Review: Leave 'The Box' On the Doorstep

The new film “The Box” starts off with a simple premise. A stranger leaves a box at a young couple’s door early one morning in Richmond, Virginia. Later on, that stranger comes to visit the couple and he tells the young wife that if she pushes the red button in the box, she’ll receive a million dollars but someone that she does not know will die. The stranger does not explain how or who or even why this will occur. He just gives her the instructions and a time-frame. The premise is an interesting one to develop but unfortunately, this movie fails to develop it and the film is quickly overwhelmed by a bizarre series of events that follows the choice over whether or not to push the button.


The film is set in the mid-1970s and the lead couple, Arthur and Norma Lewis, are played by James Marsden and Cameron Diaz. He works for NASA and she’s an elementary school teacher. They’re a relatively boring couple with one son The movie begins with the doorbell ringing very early in the morning and the couple finding the box on the doorstep. Mrs. Lewis learns more about the box from Arlington Steward, played by Frank Langella, the mystery man who dropped it off. The young couple has recently faced some disappointing news about their jobs and the financial benefits of pushing the button are obvious to both of them, even though their financial situation has not been detailed enough to show a compelling desire for them to lean towards pushing the button at the expense of another person’s life.

Whether or not to push the button is the psychological dilemma that the characters are faced with. Will they choose to benefit themselves at the expense of a stranger’s death? Will the button really cause a person’s death, and if they push it not believing in the consequences are they still accountable for it?

It is, after all, just a button. In a box.

Unfortunately, though, the debate about these issue is over rather quickly. Instead of focusing on the reasons behind making either choice, a decision is made hastily. The movie then becomes about the consequences of the decision rather than the choice itself, which would have been a far more interesting concept to explore.

From the decision about the button until the end of the movie, the film explores the repercussions that come from the couple’s choice. Once that choice is made, the movie quickly trends into a surreal and strange journey too bizarre for viewers to care much about. The premise of the movie comes with enough questions to last for the rest of the film, but instead of slowly answering them and raising the stakes on the choice, the movie instead takes the audience into an even stranger world that involves lightning strikes, identity loss, and zombie-like behavior. These odd events keep occurring without a full or clear explanation.

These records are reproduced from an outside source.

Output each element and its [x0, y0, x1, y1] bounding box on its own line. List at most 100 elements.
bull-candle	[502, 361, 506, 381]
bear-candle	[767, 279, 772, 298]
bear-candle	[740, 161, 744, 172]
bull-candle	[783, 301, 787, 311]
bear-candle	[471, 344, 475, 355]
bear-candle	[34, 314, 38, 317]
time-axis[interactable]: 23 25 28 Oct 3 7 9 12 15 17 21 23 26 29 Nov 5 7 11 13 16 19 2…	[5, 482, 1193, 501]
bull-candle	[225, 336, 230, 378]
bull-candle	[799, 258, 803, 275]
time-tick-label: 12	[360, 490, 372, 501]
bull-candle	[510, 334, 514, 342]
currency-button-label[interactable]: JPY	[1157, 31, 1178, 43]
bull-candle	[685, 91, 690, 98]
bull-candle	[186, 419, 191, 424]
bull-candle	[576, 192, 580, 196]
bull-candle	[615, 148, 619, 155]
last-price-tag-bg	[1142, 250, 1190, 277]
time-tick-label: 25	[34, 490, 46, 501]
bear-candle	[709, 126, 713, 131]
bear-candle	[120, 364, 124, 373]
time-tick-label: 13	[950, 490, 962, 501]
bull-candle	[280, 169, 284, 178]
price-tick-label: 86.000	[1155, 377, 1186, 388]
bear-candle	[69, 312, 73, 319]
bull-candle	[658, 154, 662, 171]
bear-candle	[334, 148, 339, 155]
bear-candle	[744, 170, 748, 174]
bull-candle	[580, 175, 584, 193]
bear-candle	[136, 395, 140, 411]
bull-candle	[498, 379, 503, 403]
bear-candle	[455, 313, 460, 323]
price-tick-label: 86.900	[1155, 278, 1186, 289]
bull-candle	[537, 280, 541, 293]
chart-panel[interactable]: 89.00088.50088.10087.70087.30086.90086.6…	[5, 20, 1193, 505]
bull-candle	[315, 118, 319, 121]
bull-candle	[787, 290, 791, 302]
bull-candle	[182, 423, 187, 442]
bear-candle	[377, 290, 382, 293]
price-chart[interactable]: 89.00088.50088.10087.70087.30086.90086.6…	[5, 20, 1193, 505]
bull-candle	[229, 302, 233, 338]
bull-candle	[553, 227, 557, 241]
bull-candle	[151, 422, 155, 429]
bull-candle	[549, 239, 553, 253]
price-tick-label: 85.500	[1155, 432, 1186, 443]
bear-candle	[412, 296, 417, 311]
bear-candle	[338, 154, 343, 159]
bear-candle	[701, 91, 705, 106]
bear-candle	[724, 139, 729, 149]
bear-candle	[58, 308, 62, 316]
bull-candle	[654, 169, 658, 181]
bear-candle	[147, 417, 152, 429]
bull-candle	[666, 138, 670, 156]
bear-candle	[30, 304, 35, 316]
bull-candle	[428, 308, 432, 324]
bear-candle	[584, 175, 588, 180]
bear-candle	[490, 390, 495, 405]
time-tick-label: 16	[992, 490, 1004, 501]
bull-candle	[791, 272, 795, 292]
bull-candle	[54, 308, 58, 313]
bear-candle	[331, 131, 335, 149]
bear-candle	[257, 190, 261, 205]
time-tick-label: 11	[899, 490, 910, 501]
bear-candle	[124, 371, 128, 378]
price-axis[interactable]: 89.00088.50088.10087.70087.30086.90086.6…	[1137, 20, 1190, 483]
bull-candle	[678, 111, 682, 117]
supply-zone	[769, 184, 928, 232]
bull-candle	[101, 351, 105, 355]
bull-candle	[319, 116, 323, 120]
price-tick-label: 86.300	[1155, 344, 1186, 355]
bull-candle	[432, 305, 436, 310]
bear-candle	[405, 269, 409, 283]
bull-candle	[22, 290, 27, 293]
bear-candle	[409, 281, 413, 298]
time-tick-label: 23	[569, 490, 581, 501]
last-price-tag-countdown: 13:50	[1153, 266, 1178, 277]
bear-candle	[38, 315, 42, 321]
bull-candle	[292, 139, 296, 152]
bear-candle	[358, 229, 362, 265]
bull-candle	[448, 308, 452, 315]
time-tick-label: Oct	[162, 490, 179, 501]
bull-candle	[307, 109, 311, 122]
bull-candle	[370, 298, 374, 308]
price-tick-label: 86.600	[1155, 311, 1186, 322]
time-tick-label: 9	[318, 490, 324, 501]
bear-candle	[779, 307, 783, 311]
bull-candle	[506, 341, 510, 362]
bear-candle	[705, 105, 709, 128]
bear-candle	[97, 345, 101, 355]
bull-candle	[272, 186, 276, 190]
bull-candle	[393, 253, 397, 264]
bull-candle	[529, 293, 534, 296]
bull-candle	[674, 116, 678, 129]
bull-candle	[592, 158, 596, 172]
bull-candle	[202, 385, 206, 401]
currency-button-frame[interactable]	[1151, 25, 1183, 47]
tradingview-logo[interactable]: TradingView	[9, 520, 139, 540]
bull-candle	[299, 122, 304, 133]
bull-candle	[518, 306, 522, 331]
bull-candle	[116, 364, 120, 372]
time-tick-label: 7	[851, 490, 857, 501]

Also, because the movie starts off quickly, there is very little time to develop the lead characters and their status in life. From then on, it is hard to understand their actions and motivations and to empathize with their plight. We know the couple faced frustrations at the workplace and obviously a million dollars would be beneficial, but who are these people before they receive the box is a question never asked. Since the box comes into play so early in the movie, the characters are often doing and saying things that revolve around it.

Overall, I did like the premise of the movie and I was intrigued when I saw the commercial. However, if you expect a psychological thriller about a strange choice and how a couple makes it, you’ll be sorely disappointed. This movie focuses on the less interesting consequences of the choice and the weird and paranormal nature of those consequences.

The movie had a lot of promise on the outside but on the inside, viewers will quickly learn how shallow this box really is.